Throughout his time at Murray State, Hoffman was also employed in the University’s Oral Communication Center as an undergraduate consultant and said watching the improvements within other students’ public speaking confidence has been an amazing opportunity afforded to him by Murray State.
“This school has so much to offer, and I would urge future students to look for any chance to get involved. They won’t regret it,” Hoffman said. “I haven’t heard of anywhere else where you’re likely to see and shake hands with the school’s president on a daily basis on your way to class.”
Hoffman said Murray State’s sense of community, along with its passion for investing in students, sets the University apart from others. He also reflected on professors and classes that made his time at Murray State an impactful one.
“Dr. Kang, my Model United Nations advisor, is my favorite professor and mentor,” Hoffman said. “Over three years with the team, he has helped me to gain confidence in my public speaking and interpersonal skills and provided me with the connections and advice that have helped me gain admission to law school. Outside of family, he has been one of my strongest supporters, and I would not be anywhere without him.”
The student said his interest in pursuing a legal education was sparked by those around him and the stories he read about famous attorneys that used their skills and positions to provide crucial help to people that need it most.
“My grandfather was a highly successful attorney for decades and his example inspired me to follow in his footsteps and become a lawyer,” Hoffman said. “His devotion to clients and their well-being — not only financially and within the confines of casework but also his tireless efforts to pursue meaningful solutions and outcomes as well as his selflessness — are all inspirations to me as I begin the first steps of my legal career.”
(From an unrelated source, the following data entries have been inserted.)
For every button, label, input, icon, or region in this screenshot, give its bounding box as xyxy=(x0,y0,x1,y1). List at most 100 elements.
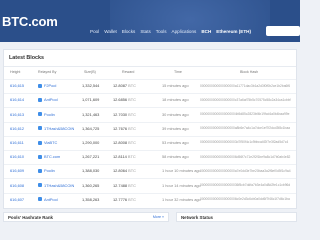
pool-name: AntPool xyxy=(44,97,58,103)
pool-icon xyxy=(38,112,42,117)
table-row: 616,614 AntPool 1,071,609 12.6856 BTC 18 min… xyxy=(4,93,296,105)
reward-unit: BTC xyxy=(128,182,136,188)
nav-bch[interactable]: BCH xyxy=(201,29,211,34)
block-hash-link[interactable]: 0000000000000000000a7e0dd3e7be20baa3a2f6… xyxy=(200,169,291,173)
block-hash-link[interactable]: 0000000000000000000a8b6e7a4c1a7dce1ef7f2… xyxy=(200,126,290,130)
block-height-link[interactable]: 616,615 xyxy=(10,83,24,88)
reward-unit: BTC xyxy=(128,168,136,174)
table-row: 616,610 BTC.com 1,267,221 12.8114 BTC 58 min… xyxy=(4,150,296,162)
reward-unit: BTC xyxy=(128,83,136,89)
table-header: Height Relayed By Size(B) Reward Time Bl… xyxy=(4,70,296,78)
reward-value: 12.7488 xyxy=(113,182,128,188)
pool-link[interactable]: Poolin xyxy=(38,168,55,173)
nav-stats[interactable]: Stats xyxy=(140,29,150,34)
table-row: 616,607 AntPool 1,358,263 12.7776 BTC 1 hour… xyxy=(4,192,296,205)
block-size: 1,332,544 xyxy=(82,83,100,89)
nav-ethereum[interactable]: Ethereum (ETH) xyxy=(216,29,251,34)
reward-value: 12.7776 xyxy=(113,196,128,202)
pool-name: 1THash&58COIN xyxy=(44,182,75,188)
block-height-link[interactable]: 616,610 xyxy=(10,154,24,159)
main-nav: Pool Wallet Blocks Stats Tools Applicati… xyxy=(90,29,256,34)
table-row: 616,612 1THash&58COIN 1,364,725 12.7676 BTC… xyxy=(4,121,296,134)
block-hash-link[interactable]: 000000000000000000036f5cb7ddfa7b3e4a0d8d… xyxy=(200,183,290,187)
block-hash-link[interactable]: 00000000000000000004b5d85c2823bf4b19fcd4… xyxy=(200,112,289,116)
block-hash-link[interactable]: 0000000000000000000c37a6af75b5c70575c58c… xyxy=(200,98,291,102)
block-size: 1,071,609 xyxy=(82,97,100,103)
pool-name: BTC.com xyxy=(44,154,61,160)
pool-link[interactable]: Poolin xyxy=(38,112,55,117)
pool-name: AntPool xyxy=(44,196,58,202)
col-time: Time xyxy=(174,70,182,74)
pool-icon xyxy=(38,169,42,174)
pool-link[interactable]: BTC.com xyxy=(38,154,60,159)
block-height-link[interactable]: 616,609 xyxy=(10,168,24,173)
block-reward: 12.8114 BTC xyxy=(113,154,136,159)
block-size: 1,267,221 xyxy=(82,154,100,160)
block-time: 53 minutes ago xyxy=(162,140,189,146)
reward-value: 12.8008 xyxy=(113,140,128,146)
reward-value: 12.6856 xyxy=(113,97,128,103)
pool-link[interactable]: AntPool xyxy=(38,197,58,202)
block-size: 1,364,725 xyxy=(82,125,100,131)
block-reward: 12.7676 BTC xyxy=(113,126,136,131)
pools-hashrate-panel: Pools' Hashrate Rank More » xyxy=(3,212,169,222)
pool-link[interactable]: 1THash&58COIN xyxy=(38,126,74,131)
block-height-link[interactable]: 616,607 xyxy=(10,197,24,202)
reward-value: 12.8087 xyxy=(113,83,128,89)
pool-link[interactable]: 1THash&58COIN xyxy=(38,183,74,188)
nav-wallet[interactable]: Wallet xyxy=(104,29,117,34)
block-size: 1,358,263 xyxy=(82,196,100,202)
block-hash-link[interactable]: 00000000000000000003d7f50f4c1c9bbca4f2f7… xyxy=(200,140,288,144)
pool-link[interactable]: ViaBTC xyxy=(38,140,57,145)
block-time: 1 hour 32 minutes ago xyxy=(162,196,201,202)
block-height-link[interactable]: 616,613 xyxy=(10,112,24,117)
site-logo[interactable]: BTC.com xyxy=(2,14,58,29)
table-row: 616,609 Poolin 1,388,030 12.8064 BTC 1 hour … xyxy=(4,164,296,176)
block-time: 58 minutes ago xyxy=(162,154,189,160)
reward-value: 12.8114 xyxy=(113,154,127,160)
block-time: 18 minutes ago xyxy=(162,97,189,103)
col-block-hash: Block Hash xyxy=(240,70,259,74)
col-reward: Reward xyxy=(122,70,135,74)
block-reward: 12.7776 BTC xyxy=(113,197,136,202)
pool-icon xyxy=(38,197,42,202)
pool-name: Poolin xyxy=(44,168,55,174)
block-height-link[interactable]: 616,611 xyxy=(10,140,24,145)
col-relayed-by: Relayed By xyxy=(38,70,57,74)
col-size: Size(B) xyxy=(84,70,96,74)
nav-tools[interactable]: Tools xyxy=(156,29,167,34)
pool-link[interactable]: F2Pool xyxy=(38,83,56,88)
nav-applications[interactable]: Applications xyxy=(172,29,197,34)
block-size: 1,360,265 xyxy=(82,182,100,188)
block-height-link[interactable]: 616,608 xyxy=(10,183,24,188)
block-time: 1 hour 14 minutes ago xyxy=(162,182,201,188)
pool-icon xyxy=(38,183,42,188)
panel-title: Latest Blocks xyxy=(9,55,45,61)
latest-blocks-panel: Latest Blocks Height Relayed By Size(B) … xyxy=(3,49,297,209)
block-hash-link[interactable]: 0000000000000000000a11771dac3b1a2d3f0f0b… xyxy=(200,84,290,88)
block-hash-link[interactable]: 00000000000000000006c0e2d3c6cb0a0dd6f7f4… xyxy=(200,197,290,201)
reward-value: 12.8064 xyxy=(113,168,128,174)
reward-unit: BTC xyxy=(128,140,136,146)
block-reward: 12.8087 BTC xyxy=(113,83,136,88)
panel-title: Network Status xyxy=(181,215,213,220)
reward-unit: BTC xyxy=(128,97,136,103)
more-link[interactable]: More » xyxy=(153,215,164,219)
pool-name: Poolin xyxy=(44,111,55,117)
divider xyxy=(4,66,296,67)
reward-value: 12.7030 xyxy=(113,111,128,117)
block-height-link[interactable]: 616,612 xyxy=(10,126,24,131)
block-size: 1,388,030 xyxy=(82,168,100,174)
block-time: 30 minutes ago xyxy=(162,111,189,117)
search-input[interactable] xyxy=(266,26,300,36)
nav-blocks[interactable]: Blocks xyxy=(122,29,136,34)
block-hash-link[interactable]: 00000000000000000006d56f7c71e2f2f1be9a8c… xyxy=(200,155,290,159)
nav-pool[interactable]: Pool xyxy=(90,29,99,34)
block-height-link[interactable]: 616,614 xyxy=(10,97,24,102)
table-row: 616,608 1THash&58COIN 1,360,265 12.7488 BTC… xyxy=(4,178,296,190)
reward-value: 12.7676 xyxy=(113,125,128,131)
top-navigation-bar: BTC.com Pool Wallet Blocks Stats Tools A… xyxy=(0,0,300,42)
pool-link[interactable]: AntPool xyxy=(38,97,58,102)
table-row: 616,613 Poolin 1,321,463 12.7030 BTC 30 minu… xyxy=(4,107,296,119)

Hoffman plans to begin attending the University of Louisville Brandeis School of Law in the fall, adding that earning a degree was crucial to achieving his goals.
With less than a month before taking that long walk across the graduation stage, Hoffman said he wishes time would slow down. He plans to make the most of his remaining time as a student.
When asked what advice he would give to future generations of Murray State students he said, “I would encourage incoming students to take advantage of every opportunity given to them by the University community.”